Governance and asset disposal
Traditionally, companies have disposed of IT equipment through non-secure methods to avoid costs. But this is no longer acceptable. For Xperien CEO Wale Arewa, data protection legislation is forcing companies to review their practices around equipment sales and donations to ensure they comply with the law. IT Asset Disposal (ITAD) is a new discipline that binds together various services that may occur at the end of the IT lifecycle, i.e. asset decommissioning, data destruction, reverse logistics, asset value recovery and environmental disposal. "If proper ITAD procedures are not implemented, executives will increase the risk of exposure to data loss, which is in violation of the Protection of Personal Information (PoPI) Act, which stipulates harsh penalties for continued violation. These penalties may include ten years imprisonment and/or R10 million fine." Arewa argues that the greatest risk is the potential reputational loss.
Most often, failure to comply is a result of ignorance, tight budgets and a lack of policing. ITAD presents unique challenges and costs that companies seldom consider. Very few companies understand the principles of ITAD and, often, cost is a driver of the fragmented approach to refreshing old assets. Arewa advises that organisations consult third-party specialist with deep experience in secure IT asset disposal. "Companies looking to retire technology assets wisely must ensure that a responsible party takes custody of sensitive data and delivers it to a professional ITAD specialist that will confirm this data has been erased, recover any residual if it exists and, if not, recycle it in compliance with environmental laws."

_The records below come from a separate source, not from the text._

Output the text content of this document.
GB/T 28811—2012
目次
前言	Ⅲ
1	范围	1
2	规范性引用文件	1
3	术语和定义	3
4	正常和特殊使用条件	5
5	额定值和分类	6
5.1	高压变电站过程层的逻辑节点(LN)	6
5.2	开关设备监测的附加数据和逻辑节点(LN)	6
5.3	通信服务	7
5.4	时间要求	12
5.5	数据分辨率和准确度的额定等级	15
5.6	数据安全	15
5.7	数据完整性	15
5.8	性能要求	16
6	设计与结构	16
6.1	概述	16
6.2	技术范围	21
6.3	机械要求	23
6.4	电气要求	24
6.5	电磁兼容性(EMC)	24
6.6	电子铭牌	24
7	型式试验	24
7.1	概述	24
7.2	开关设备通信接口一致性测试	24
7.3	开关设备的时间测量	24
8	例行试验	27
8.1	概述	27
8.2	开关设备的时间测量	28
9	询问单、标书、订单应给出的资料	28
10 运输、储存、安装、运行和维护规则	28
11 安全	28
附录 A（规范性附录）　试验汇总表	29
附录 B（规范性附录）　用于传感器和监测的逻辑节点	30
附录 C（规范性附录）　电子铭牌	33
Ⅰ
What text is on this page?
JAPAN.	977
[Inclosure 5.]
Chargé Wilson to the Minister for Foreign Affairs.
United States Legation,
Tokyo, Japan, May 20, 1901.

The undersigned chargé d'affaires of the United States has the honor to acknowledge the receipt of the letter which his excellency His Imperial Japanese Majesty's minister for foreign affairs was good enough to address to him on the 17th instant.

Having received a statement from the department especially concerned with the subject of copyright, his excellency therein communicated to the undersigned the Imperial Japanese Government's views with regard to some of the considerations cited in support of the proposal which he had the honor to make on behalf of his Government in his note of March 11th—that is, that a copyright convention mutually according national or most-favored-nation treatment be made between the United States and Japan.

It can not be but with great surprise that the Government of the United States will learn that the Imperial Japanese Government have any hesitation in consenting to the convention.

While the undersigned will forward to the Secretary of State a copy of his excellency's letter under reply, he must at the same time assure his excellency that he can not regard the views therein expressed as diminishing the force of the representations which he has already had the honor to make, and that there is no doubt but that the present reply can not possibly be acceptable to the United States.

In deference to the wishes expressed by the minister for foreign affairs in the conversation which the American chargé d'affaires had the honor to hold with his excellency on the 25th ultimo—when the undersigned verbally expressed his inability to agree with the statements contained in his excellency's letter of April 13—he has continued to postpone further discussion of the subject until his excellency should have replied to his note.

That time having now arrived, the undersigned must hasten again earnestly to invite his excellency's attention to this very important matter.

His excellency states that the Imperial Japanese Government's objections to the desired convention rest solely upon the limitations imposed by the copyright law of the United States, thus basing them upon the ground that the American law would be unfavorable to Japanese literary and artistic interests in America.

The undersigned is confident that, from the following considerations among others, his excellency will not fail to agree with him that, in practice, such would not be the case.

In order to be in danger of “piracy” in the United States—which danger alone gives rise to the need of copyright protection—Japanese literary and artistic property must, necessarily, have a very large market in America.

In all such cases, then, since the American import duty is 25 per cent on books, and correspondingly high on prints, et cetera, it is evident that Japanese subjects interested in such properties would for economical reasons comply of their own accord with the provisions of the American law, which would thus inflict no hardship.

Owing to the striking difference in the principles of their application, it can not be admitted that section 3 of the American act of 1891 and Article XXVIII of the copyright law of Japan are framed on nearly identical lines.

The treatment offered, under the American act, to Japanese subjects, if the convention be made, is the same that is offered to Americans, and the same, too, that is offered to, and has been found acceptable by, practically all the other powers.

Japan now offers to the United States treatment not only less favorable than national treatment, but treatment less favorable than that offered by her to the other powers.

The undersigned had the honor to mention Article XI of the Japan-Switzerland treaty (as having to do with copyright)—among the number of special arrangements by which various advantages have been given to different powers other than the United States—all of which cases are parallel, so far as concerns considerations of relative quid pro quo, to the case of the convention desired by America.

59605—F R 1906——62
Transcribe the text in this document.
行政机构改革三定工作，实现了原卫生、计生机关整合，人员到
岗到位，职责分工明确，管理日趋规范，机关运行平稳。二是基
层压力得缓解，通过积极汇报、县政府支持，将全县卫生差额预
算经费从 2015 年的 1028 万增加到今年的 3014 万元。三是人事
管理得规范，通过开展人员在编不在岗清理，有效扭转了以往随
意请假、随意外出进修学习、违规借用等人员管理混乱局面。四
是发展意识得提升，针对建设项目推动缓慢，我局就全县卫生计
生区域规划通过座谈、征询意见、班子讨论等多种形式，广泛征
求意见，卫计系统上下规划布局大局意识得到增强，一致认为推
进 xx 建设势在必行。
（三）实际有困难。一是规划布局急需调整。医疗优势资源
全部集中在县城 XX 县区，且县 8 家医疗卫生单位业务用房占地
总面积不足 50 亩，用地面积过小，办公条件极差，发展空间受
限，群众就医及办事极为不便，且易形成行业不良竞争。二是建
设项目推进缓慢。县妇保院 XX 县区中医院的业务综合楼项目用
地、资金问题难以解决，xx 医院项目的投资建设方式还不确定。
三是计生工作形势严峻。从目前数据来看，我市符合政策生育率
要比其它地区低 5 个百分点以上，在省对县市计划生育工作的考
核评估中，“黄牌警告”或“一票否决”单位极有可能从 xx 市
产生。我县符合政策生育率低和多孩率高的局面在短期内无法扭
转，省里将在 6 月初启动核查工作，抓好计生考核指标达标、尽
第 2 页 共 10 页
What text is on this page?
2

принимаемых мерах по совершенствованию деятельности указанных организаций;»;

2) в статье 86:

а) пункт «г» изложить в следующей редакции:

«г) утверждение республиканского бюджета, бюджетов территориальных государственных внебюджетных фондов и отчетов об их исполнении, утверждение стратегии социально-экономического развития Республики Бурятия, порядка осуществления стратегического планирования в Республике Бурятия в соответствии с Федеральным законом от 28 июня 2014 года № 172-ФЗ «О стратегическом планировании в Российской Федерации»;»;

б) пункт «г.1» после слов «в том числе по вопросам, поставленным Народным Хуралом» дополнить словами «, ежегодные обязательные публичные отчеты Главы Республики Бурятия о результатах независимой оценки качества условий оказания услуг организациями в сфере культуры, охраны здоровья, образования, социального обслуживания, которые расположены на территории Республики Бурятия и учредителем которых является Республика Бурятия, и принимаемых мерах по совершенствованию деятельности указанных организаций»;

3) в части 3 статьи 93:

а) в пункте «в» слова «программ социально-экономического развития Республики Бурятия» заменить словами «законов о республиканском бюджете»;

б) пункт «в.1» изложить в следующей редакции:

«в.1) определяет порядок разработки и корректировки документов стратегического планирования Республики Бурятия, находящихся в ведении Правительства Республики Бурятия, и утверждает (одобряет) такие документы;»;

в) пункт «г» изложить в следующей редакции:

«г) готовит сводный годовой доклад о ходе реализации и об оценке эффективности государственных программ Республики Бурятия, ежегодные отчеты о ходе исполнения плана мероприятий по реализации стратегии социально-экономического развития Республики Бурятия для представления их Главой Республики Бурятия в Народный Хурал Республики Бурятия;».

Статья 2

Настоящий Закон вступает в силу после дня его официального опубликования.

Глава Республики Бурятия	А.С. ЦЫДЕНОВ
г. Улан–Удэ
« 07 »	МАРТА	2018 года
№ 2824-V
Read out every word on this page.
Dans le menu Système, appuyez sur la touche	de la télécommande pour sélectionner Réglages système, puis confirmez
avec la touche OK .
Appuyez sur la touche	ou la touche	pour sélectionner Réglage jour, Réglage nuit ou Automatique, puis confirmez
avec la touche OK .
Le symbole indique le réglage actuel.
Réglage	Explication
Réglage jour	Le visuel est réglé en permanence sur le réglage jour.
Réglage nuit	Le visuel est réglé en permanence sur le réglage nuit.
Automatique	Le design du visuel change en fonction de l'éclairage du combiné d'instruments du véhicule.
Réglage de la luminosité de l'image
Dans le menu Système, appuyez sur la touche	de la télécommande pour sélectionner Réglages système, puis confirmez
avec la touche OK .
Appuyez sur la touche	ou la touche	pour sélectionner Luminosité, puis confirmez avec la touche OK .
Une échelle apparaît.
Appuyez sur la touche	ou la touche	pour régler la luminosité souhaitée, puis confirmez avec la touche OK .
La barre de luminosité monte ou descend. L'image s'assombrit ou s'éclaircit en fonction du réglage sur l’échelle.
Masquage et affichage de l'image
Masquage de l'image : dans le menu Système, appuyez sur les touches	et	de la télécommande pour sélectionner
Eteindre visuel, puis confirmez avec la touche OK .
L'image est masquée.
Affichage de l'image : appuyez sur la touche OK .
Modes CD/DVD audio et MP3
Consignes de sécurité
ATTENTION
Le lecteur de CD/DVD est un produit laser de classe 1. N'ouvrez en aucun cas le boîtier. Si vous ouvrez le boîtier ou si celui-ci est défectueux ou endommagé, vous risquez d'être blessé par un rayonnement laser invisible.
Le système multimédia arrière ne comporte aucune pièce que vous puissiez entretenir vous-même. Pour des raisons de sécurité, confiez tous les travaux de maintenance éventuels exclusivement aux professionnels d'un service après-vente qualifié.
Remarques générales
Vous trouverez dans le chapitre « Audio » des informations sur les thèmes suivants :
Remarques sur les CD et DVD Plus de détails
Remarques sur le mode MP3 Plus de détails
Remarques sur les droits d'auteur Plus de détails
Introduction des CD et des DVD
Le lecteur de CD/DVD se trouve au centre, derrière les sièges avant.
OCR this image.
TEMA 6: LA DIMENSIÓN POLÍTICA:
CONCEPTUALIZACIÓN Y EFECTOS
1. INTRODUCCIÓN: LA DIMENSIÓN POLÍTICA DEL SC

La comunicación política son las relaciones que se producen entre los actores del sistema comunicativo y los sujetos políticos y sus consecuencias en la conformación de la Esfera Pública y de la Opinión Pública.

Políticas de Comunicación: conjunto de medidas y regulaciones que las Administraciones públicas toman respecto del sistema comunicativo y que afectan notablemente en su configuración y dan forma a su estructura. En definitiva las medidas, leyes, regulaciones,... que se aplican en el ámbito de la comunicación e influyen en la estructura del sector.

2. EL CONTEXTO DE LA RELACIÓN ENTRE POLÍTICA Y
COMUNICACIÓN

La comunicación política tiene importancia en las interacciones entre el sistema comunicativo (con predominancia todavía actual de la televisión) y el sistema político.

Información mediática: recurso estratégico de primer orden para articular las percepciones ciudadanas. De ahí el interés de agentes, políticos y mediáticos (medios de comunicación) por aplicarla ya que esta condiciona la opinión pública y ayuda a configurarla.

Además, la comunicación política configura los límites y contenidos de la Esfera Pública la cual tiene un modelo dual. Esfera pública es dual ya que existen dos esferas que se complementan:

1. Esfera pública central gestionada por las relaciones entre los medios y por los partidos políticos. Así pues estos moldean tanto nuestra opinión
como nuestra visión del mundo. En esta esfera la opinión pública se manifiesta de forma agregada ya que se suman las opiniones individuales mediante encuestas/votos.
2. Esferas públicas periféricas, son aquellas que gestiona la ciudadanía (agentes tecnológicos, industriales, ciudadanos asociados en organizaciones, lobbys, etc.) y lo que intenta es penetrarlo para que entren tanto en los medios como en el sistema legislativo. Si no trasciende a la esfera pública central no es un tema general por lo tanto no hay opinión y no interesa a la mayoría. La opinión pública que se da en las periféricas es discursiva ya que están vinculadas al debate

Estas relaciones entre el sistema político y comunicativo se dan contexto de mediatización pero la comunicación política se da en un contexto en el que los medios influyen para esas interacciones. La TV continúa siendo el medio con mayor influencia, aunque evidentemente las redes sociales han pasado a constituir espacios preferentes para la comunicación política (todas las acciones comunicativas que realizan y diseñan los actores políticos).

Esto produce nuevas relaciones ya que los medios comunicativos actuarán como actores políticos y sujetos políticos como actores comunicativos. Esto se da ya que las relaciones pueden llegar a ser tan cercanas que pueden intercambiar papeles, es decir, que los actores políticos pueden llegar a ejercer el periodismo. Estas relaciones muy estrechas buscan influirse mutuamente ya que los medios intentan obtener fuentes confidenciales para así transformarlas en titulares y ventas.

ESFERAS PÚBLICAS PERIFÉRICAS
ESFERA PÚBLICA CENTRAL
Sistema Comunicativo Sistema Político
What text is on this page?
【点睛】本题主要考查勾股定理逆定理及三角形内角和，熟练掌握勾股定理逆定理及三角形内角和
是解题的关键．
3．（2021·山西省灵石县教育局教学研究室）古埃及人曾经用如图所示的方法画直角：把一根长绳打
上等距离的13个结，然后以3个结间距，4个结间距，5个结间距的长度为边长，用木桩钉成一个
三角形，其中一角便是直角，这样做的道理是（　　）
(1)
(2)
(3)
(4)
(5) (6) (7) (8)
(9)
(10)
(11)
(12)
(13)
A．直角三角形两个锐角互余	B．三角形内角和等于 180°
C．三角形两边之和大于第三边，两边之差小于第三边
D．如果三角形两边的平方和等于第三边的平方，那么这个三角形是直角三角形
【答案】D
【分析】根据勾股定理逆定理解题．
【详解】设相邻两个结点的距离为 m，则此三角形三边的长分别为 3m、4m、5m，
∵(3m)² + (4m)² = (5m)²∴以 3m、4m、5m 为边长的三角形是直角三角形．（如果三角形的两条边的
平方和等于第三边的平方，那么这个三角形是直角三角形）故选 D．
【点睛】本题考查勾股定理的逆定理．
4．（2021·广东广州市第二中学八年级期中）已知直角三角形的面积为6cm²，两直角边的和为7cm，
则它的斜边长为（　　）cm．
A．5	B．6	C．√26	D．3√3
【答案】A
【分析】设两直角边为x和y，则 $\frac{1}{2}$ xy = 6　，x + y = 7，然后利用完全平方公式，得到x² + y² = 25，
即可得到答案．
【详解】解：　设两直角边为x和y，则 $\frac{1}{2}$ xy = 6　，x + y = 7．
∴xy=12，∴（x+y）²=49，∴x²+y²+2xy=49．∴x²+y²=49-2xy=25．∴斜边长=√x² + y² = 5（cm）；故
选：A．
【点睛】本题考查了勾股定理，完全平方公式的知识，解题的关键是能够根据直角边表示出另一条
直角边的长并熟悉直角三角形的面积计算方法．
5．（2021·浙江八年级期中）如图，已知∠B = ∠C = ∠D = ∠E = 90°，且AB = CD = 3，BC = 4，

Effective data management - a 12-step programme
According to Antionette van Zyl, senior solutions manager for data management at SAS, poor data governance can cause poor customer service, limited upsell/cross-sell opportunities, an inefficient supply chain, an inability to automate key processes, poor operational planning and execution and, perhaps most importantly, exposure to fraud and other risks.
She believes that any business looking to establish a data governance programme should follow these 12 steps:
- Obtain executive-level commitment to ensure data governance programmes support other strategic business objectives.
- Identify a small, well-defined project with limited scope and real data. Also identify key business users and subject-matter experts in both business and IT.
- Establish goals for the programme and draft a structure for both a business advisory group and a data governance committee.
- Identify individuals at business, IT and executive levels who will participate in the data governance committee and the business advisory group.
- Develop a comprehensive communications plan to determine the frequency and type of messages to assist with change management processes.
- Collect and document formal business requirements from users and key information stakeholders and obtain signoff from business.
- Build an organisation-wide data model (based on your requirements) that reflects relationships between data entities and allows for growth with any new requirements.
- Ensure that security policies (for privacy, encryption and accessibility) are developed, documented and enforced.
- Establish any exception-handling rules and audit standards.
- Confirm your ability to execute; implementing decisions and policies means having the right capabilities in place.
- Provide results of activities to users to get feedback.
- Assess the successes and weaknesses of the pilot project and get the data governance committee to select (and prioritise) the next candidates for implementation.